Mit einer ungewöhnlichen Stellungnahme hat Papst Franziskus Venezuelas Staatschef Nicolás Maduro zum Verzicht auf Pläne aufgerufen, die das Land in eine Diktatur stürzen könnten. Der Heilige Stuhl bittet, die geplante Verfassungsgebende Versammlung „zu stoppen oder auszusetzen“, teilte der Vatikan am Freitag in Rom mit.
Sein Wort hat viel Gewicht – in dem 30-Millionen-Einwohner-Land sind 95 Prozent katholisch. Maduro bezeichnet sich als Freund des Papstes.
Soldaten und Nationalgarde sicherten am Freitag das Gebäude, das zum Symbol für den Kampf um Venezuelas Demokratie geworden ist: Mit dem Einzug von 545 Mitgliedern der Verfassungsgebenden Versammlung könnte eine neue politische Zeitrechnung beginnen. Es wird befürchtet, dass die mit allen Vollmachten ausgestattete Versammlung den Weg in eine Diktatur wie in Kuba ebnen könnte.

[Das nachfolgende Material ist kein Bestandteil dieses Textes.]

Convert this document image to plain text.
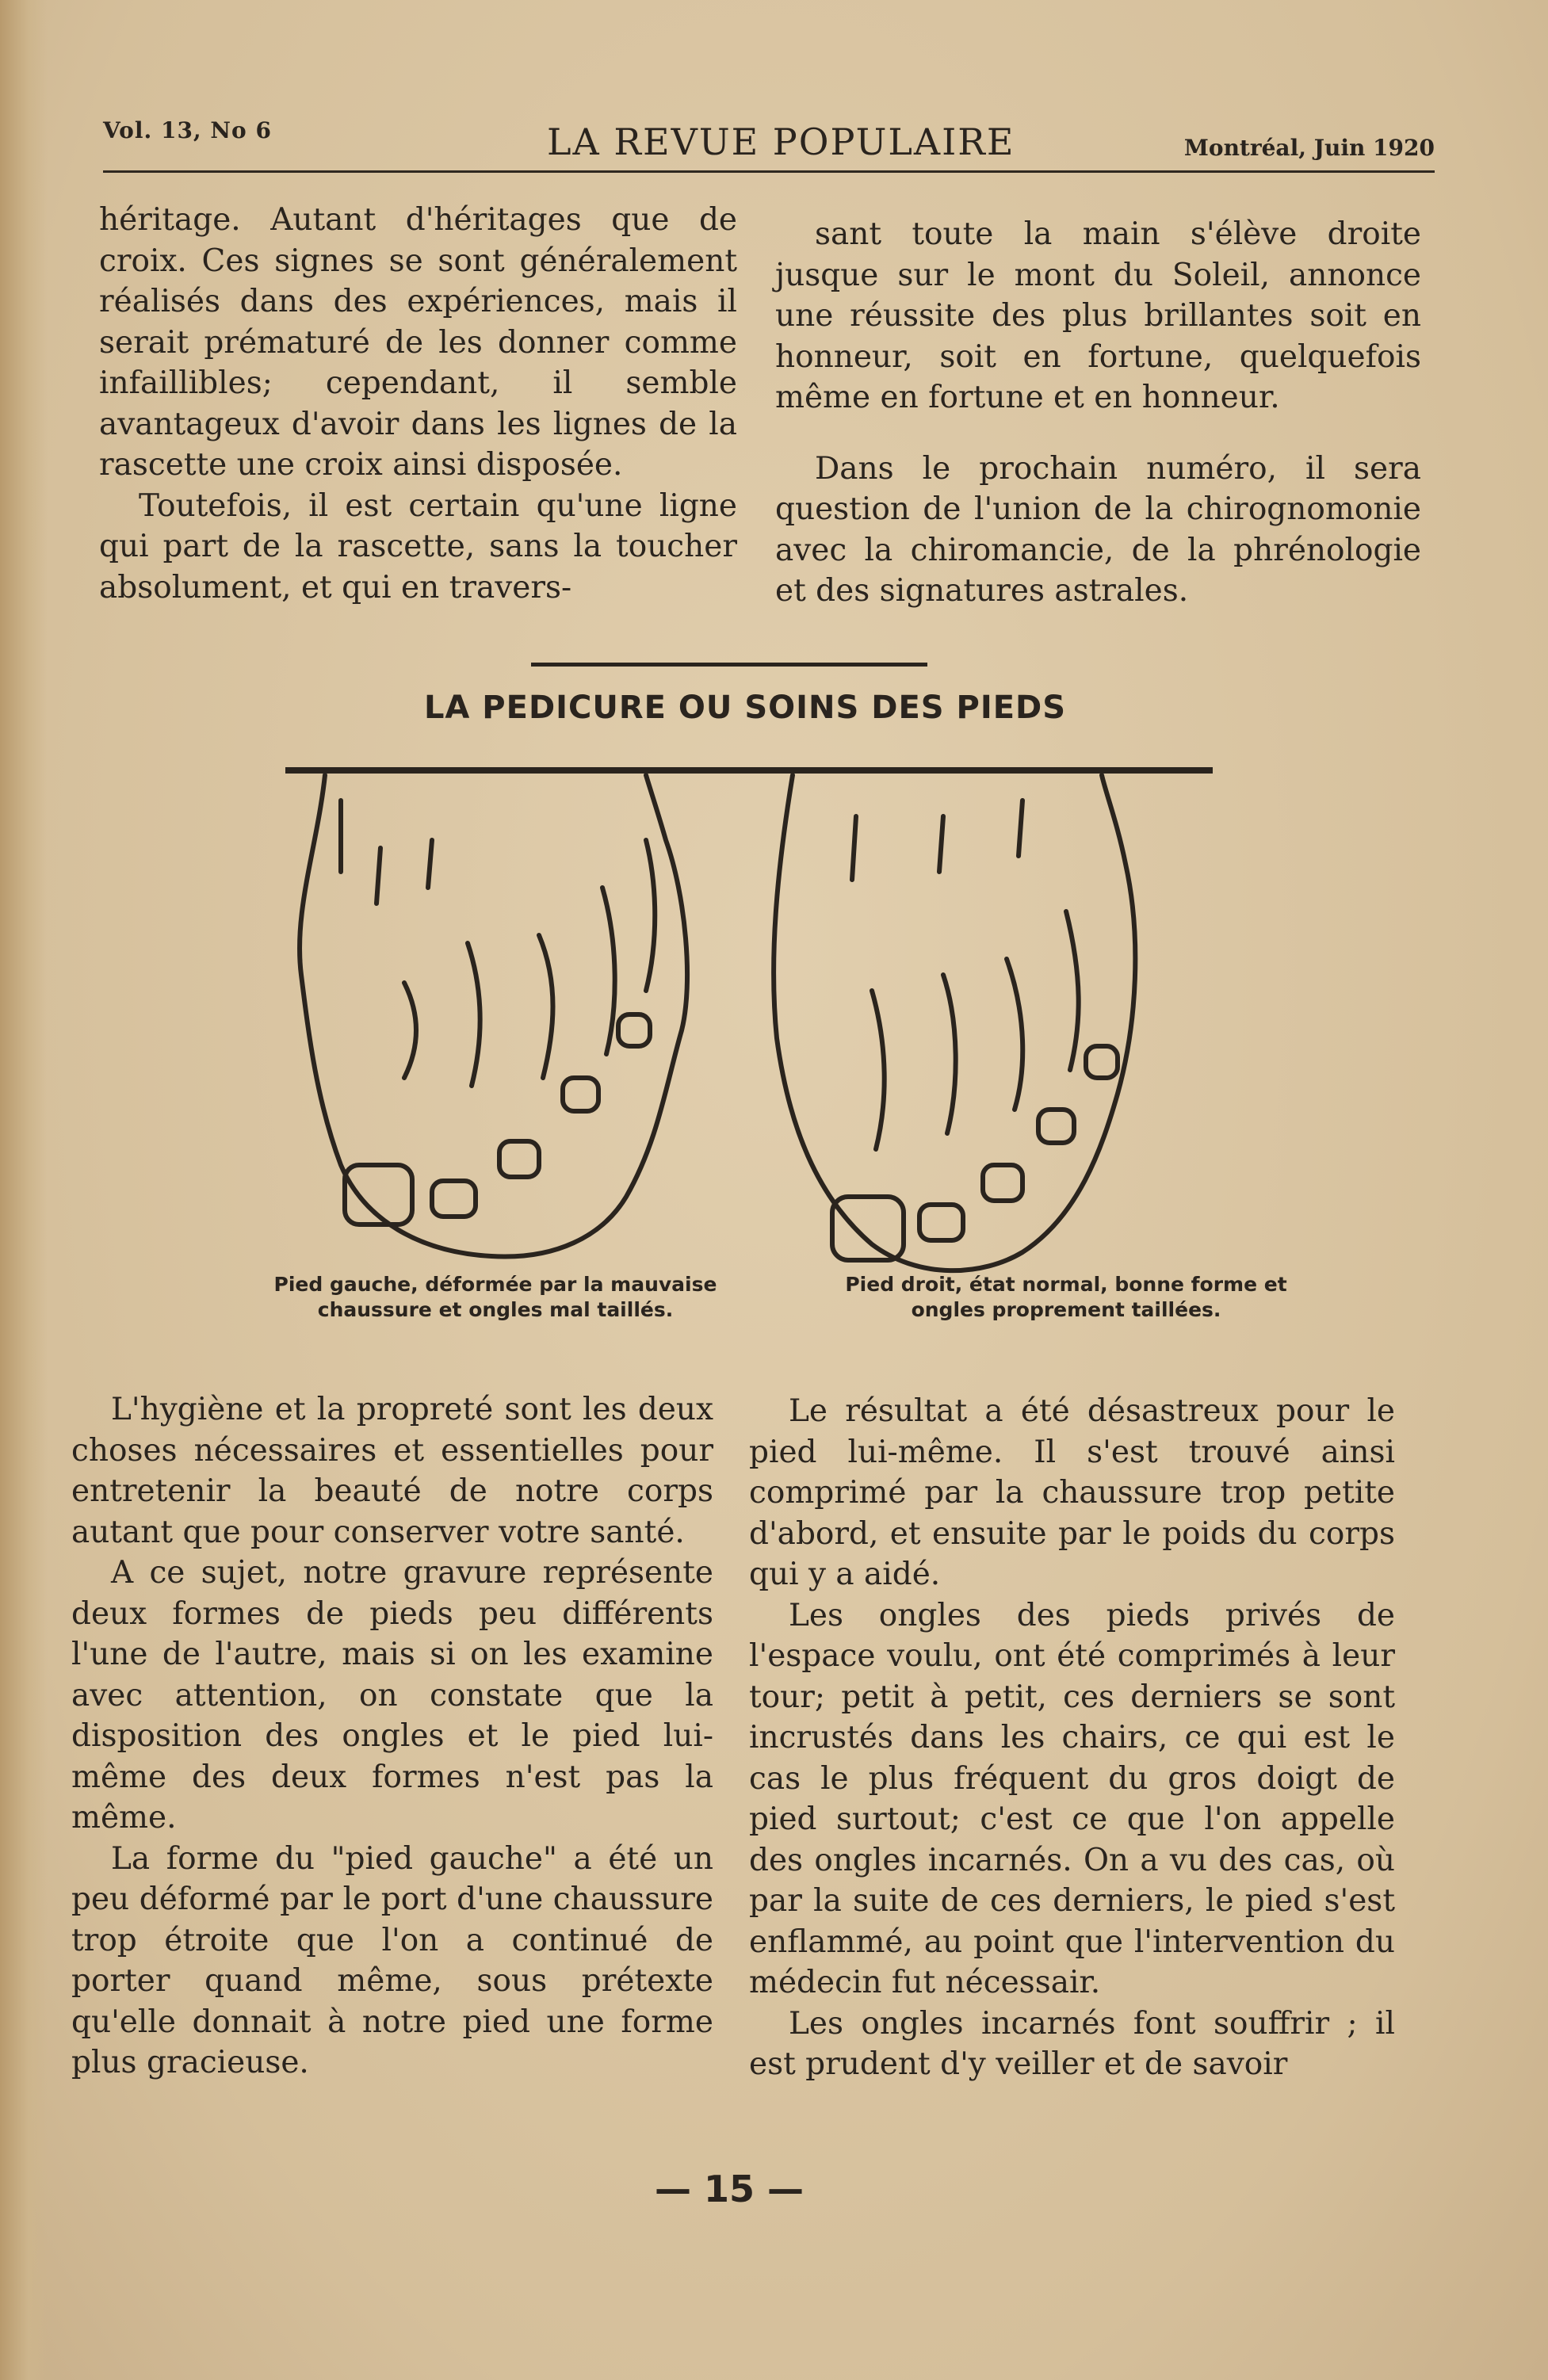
Vol. 13, No 6	LA REVUE POPULAIRE	Montréal, Juin 1920

héritage. Autant d'héritages que de croix. Ces signes se sont généralement réalisés dans des expériences, mais il serait prématuré de les donner comme infaillibles; cependant, il semble avantageux d'avoir dans les lignes de la rascette une croix ainsi disposée.

Toutefois, il est certain qu'une ligne qui part de la rascette, sans la toucher absolument, et qui en travers-

sant toute la main s'élève droite jusque sur le mont du Soleil, annonce une réussite des plus brillantes soit en honneur, soit en fortune, quelquefois même en fortune et en honneur.

Dans le prochain numéro, il sera question de l'union de la chirognomonie avec la chiromancie, de la phrénologie et des signatures astrales.

LA PEDICURE OU SOINS DES PIEDS
Pied gauche, déformée par la mauvaise chaussure et ongles mal taillés.
Pied droit, état normal, bonne forme et ongles proprement taillées.

L'hygiène et la propreté sont les deux choses nécessaires et essentielles pour entretenir la beauté de notre corps autant que pour conserver votre santé.

A ce sujet, notre gravure représente deux formes de pieds peu différents l'une de l'autre, mais si on les examine avec attention, on constate que la disposition des ongles et le pied lui-même des deux formes n'est pas la même.

La forme du "pied gauche" a été un peu déformé par le port d'une chaussure trop étroite que l'on a continué de porter quand même, sous prétexte qu'elle donnait à notre pied une forme plus gracieuse.

Le résultat a été désastreux pour le pied lui-même. Il s'est trouvé ainsi comprimé par la chaussure trop petite d'abord, et ensuite par le poids du corps qui y a aidé.

Les ongles des pieds privés de l'espace voulu, ont été comprimés à leur tour; petit à petit, ces derniers se sont incrustés dans les chairs, ce qui est le cas le plus fréquent du gros doigt de pied surtout; c'est ce que l'on appelle des ongles incarnés. On a vu des cas, où par la suite de ces derniers, le pied s'est enflammé, au point que l'intervention du médecin fut nécessair.

Les ongles incarnés font souffrir ; il est prudent d'y veiller et de savoir

— 15 —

Schon viele Tote und Verletzte
Die Versammlung soll de facto an die Stelle des bisherigen Parlaments treten und eine neue Verfassung erarbeiten. Die Immunität der bisherigen Abgeordneten könnte aufgehoben werden - Maduro hat wiederholt mit harten Strafen gedroht. Unklar ist, ob und wo nun die bisherigen Abgeordneten tagen werden.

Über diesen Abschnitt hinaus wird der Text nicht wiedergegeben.